David and Danny M1 set the tone by sharing personal stories focused on their penises. Newcomer Josh (Colin A Doyle) attempts to stake a claim with a garbled theory about the functioning of time, which Eleanor saves by proffering a further theory about time as a spiral (an act of generosity which will come back to haunt her). We’re cued to keep an eye on soft-spoken Adam (Nadeem Philip) when he articulates an idea about having a monstrous shadow self on the opposite side of the world, which serves as Baker’s only overt hat-tip to the play’s title. Lowest-in-the pecking order Brian (Joseph Zita) types everything that’s said into his computer, the relentless nature of this action underlining the randomness and increasing futility of all this pitching – is it genius? Is it crap? Who gets to say? Why does any of this matter — if it does at all?
Simon Bracken’s character is doomed from the start for having the same name as one of the alpha dogs (he’s dubbed Danny M2). His stories are sensitive and awkward, and Bracken exquisitely communicates the character’s excruciation as he digs himself deeper into a hole of self-revelation, his cheeks growing pinker and his hands communicating the eloquence that his words cannot. It’s with a twist involving his character and the assistant Sarah’s entry into the pitching game that the play shifts into next-level Baker territory, in which the supernatural and occult weave into depictions of realistic scenes and the nature of real and unreal becomes deliciously, unsettlingly murky.
The ambiguity around what’s going on and why these stories matter becomes increasingly existential. Aided by the superb design team (lighting by Blais, sound by Andy Trithardt, costumes by Alexandra Lord), Dykstra’s production goes full phantasmagoric in a climax scene in which Zita’s Brian well and truly shakes off his role as the meek scribe. Baker brings us back to the original situation with an exquisitely disgusting (and yet elegantly foreshadowed) spit cue, and we head towards a form of resolution.

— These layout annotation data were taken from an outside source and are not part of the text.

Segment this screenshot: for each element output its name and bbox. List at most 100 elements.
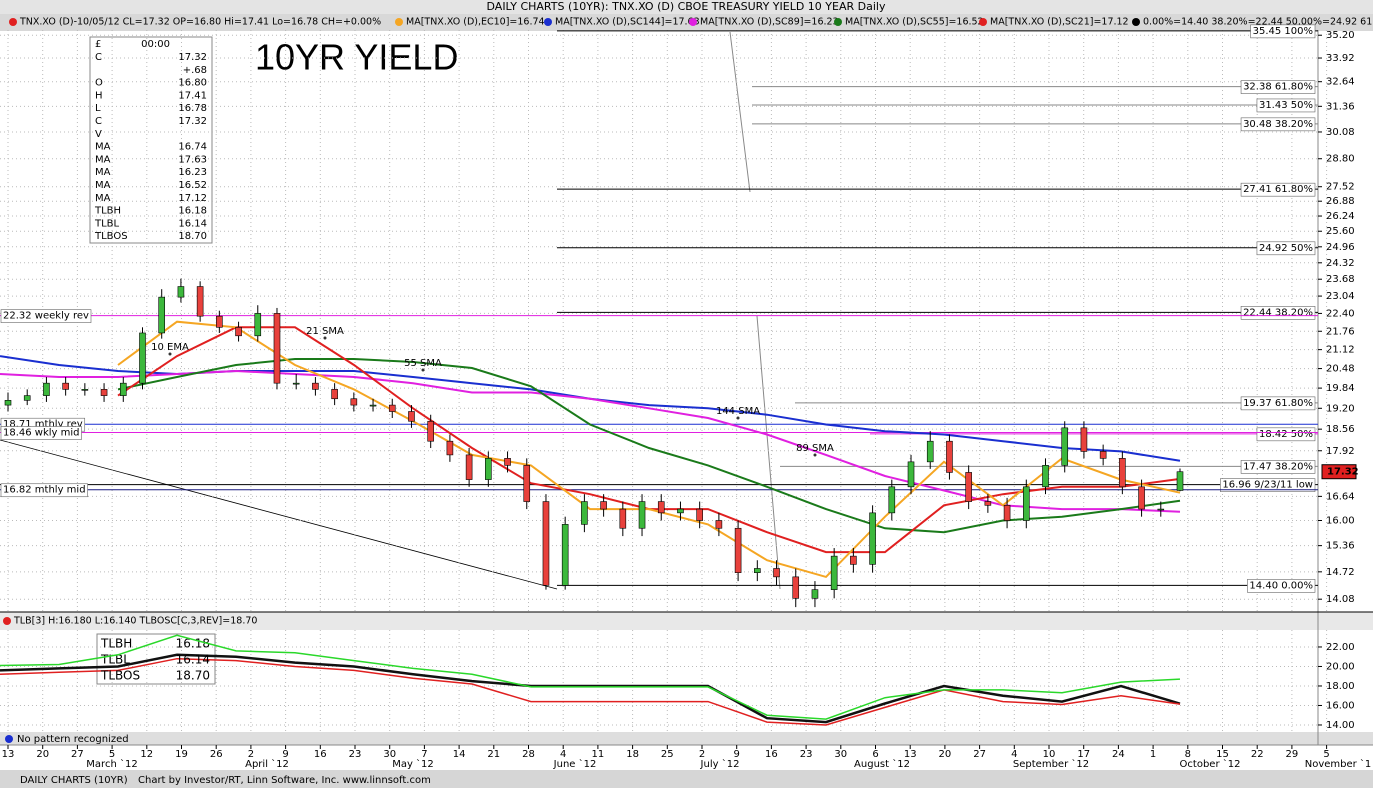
y-tick-label: 17.92 bbox=[1326, 446, 1355, 457]
candle-body bbox=[1176, 471, 1184, 491]
info-label: C bbox=[95, 52, 102, 63]
candle-body bbox=[907, 461, 915, 488]
candle-body bbox=[773, 568, 780, 578]
info-value: +.68 bbox=[183, 65, 207, 76]
panel-dot bbox=[3, 617, 11, 625]
annotation-dot bbox=[421, 368, 425, 372]
level-label-box bbox=[1240, 396, 1316, 411]
x-tick-label: 23 bbox=[349, 749, 362, 760]
x-tick-label: 4 bbox=[1011, 749, 1017, 760]
candle-body bbox=[485, 458, 492, 480]
candle-body bbox=[369, 404, 377, 407]
y-tick-label: 35.20 bbox=[1326, 30, 1355, 41]
candle-body bbox=[139, 332, 146, 384]
info-box bbox=[89, 36, 213, 244]
x-tick-label: 20 bbox=[36, 749, 49, 760]
x-tick-label: 20 bbox=[939, 749, 952, 760]
candle-body bbox=[1138, 486, 1145, 510]
info-label: MA bbox=[95, 167, 111, 178]
candle-body bbox=[657, 501, 665, 514]
candle-body bbox=[312, 382, 319, 390]
y-tick-label: 22.40 bbox=[1326, 308, 1355, 319]
candle-body bbox=[350, 398, 358, 406]
y-tick-label: 26.88 bbox=[1326, 196, 1355, 207]
x-tick-label: 27 bbox=[973, 749, 986, 760]
level-label: 32.38 61.80% bbox=[1243, 82, 1313, 93]
candle-body bbox=[23, 395, 31, 401]
y-tick-label: 31.36 bbox=[1326, 101, 1355, 112]
pattern-icon bbox=[5, 735, 13, 743]
month-label: August `12 bbox=[854, 758, 910, 770]
candle-body bbox=[542, 501, 550, 586]
annotation: 21 SMA bbox=[306, 326, 344, 337]
candle-body bbox=[696, 508, 703, 521]
candle-body bbox=[1157, 508, 1165, 511]
price-marker bbox=[1321, 464, 1357, 480]
candle-body bbox=[965, 472, 972, 502]
level-label-box bbox=[1247, 579, 1316, 593]
candle-body bbox=[254, 313, 262, 337]
status-text: TNX.XO (D)-10/05/12 CL=17.32 OP=16.80 Hi… bbox=[19, 17, 381, 28]
x-tick-label: 12 bbox=[140, 749, 153, 760]
info-value: 17.41 bbox=[178, 90, 207, 101]
x-tick-label: 27 bbox=[71, 749, 84, 760]
info-header: £ bbox=[95, 39, 101, 50]
level-label-box bbox=[0, 483, 88, 498]
annotation: 55 SMA bbox=[404, 358, 442, 369]
info-label: C bbox=[95, 116, 102, 127]
annotation-dot bbox=[813, 453, 817, 457]
candle-body bbox=[715, 520, 723, 529]
info-label: L bbox=[95, 103, 101, 114]
candle-body bbox=[62, 382, 69, 390]
x-tick-label: 9 bbox=[282, 749, 288, 760]
candle-body bbox=[811, 589, 819, 599]
x-tick-label: 14 bbox=[453, 749, 466, 760]
level-label: 35.45 100% bbox=[1253, 26, 1313, 37]
month-label: November `1 bbox=[1305, 758, 1372, 770]
x-tick-label: 17 bbox=[1077, 749, 1090, 760]
candle-body bbox=[81, 389, 89, 391]
price-marker-label: 17.32 bbox=[1327, 467, 1359, 478]
candle-body bbox=[984, 501, 992, 506]
status-dot bbox=[395, 18, 403, 26]
info-label: O bbox=[95, 78, 103, 89]
info-value: 16.52 bbox=[178, 180, 207, 191]
x-tick-label: 26 bbox=[210, 749, 223, 760]
info-label: H bbox=[95, 90, 103, 101]
level-label-box bbox=[1256, 241, 1316, 256]
month-label: July `12 bbox=[700, 758, 740, 770]
info-value: 17.12 bbox=[178, 193, 207, 204]
info-label: TLBH bbox=[94, 206, 121, 217]
month-label: September `12 bbox=[1013, 758, 1089, 770]
x-tick-label: 11 bbox=[592, 749, 605, 760]
y-tick-label: 20.00 bbox=[1326, 661, 1355, 672]
candle-body bbox=[734, 527, 742, 573]
month-label: April `12 bbox=[245, 758, 289, 770]
info-label: MA bbox=[95, 180, 111, 191]
y-tick-label: 19.20 bbox=[1326, 403, 1355, 414]
fib-trend-line bbox=[0, 439, 558, 590]
status-dot bbox=[1132, 18, 1140, 26]
candle-body bbox=[1080, 427, 1088, 452]
footer-tab: DAILY CHARTS (10YR) bbox=[20, 775, 128, 786]
series-line bbox=[117, 320, 1181, 579]
tlb-value: 16.14 bbox=[176, 653, 210, 667]
y-tick-label: 23.04 bbox=[1326, 291, 1355, 302]
candle-body bbox=[196, 286, 204, 317]
y-tick-label: 22.00 bbox=[1326, 642, 1355, 653]
title-bar bbox=[0, 0, 1373, 14]
x-tick-label: 15 bbox=[1216, 749, 1229, 760]
level-label-box bbox=[1220, 478, 1316, 492]
candle-body bbox=[235, 327, 242, 337]
x-tick-label: 24 bbox=[1112, 749, 1125, 760]
status-text: MA[TNX.XO (D),SC89]=16.23 bbox=[700, 17, 839, 28]
info-label: TLBL bbox=[94, 218, 120, 229]
tlb-label: TLBOS bbox=[100, 669, 140, 683]
x-tick-label: 21 bbox=[487, 749, 500, 760]
candle-body bbox=[850, 555, 857, 565]
info-value: 16.78 bbox=[178, 103, 207, 114]
candle-body bbox=[792, 576, 800, 599]
x-tick-label: 1 bbox=[1150, 749, 1156, 760]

This is a play which on the page might seem wandery and fluid. It has strong Aristotelian bones, though, and Dykstra builds his staging on them. The production allows Baker’s characteristic layers of significance to unfurl and inform each other within this strong structure. What it’s left me thinking about is the relationship between storyteller and listener, and the capacity of stories to build community. The production gives a shard of hope that its exhausted group of storytellers might have found the capacity to become an audience for each other. It’s a beautiful welcome-back message from and to Toronto’s theatre community.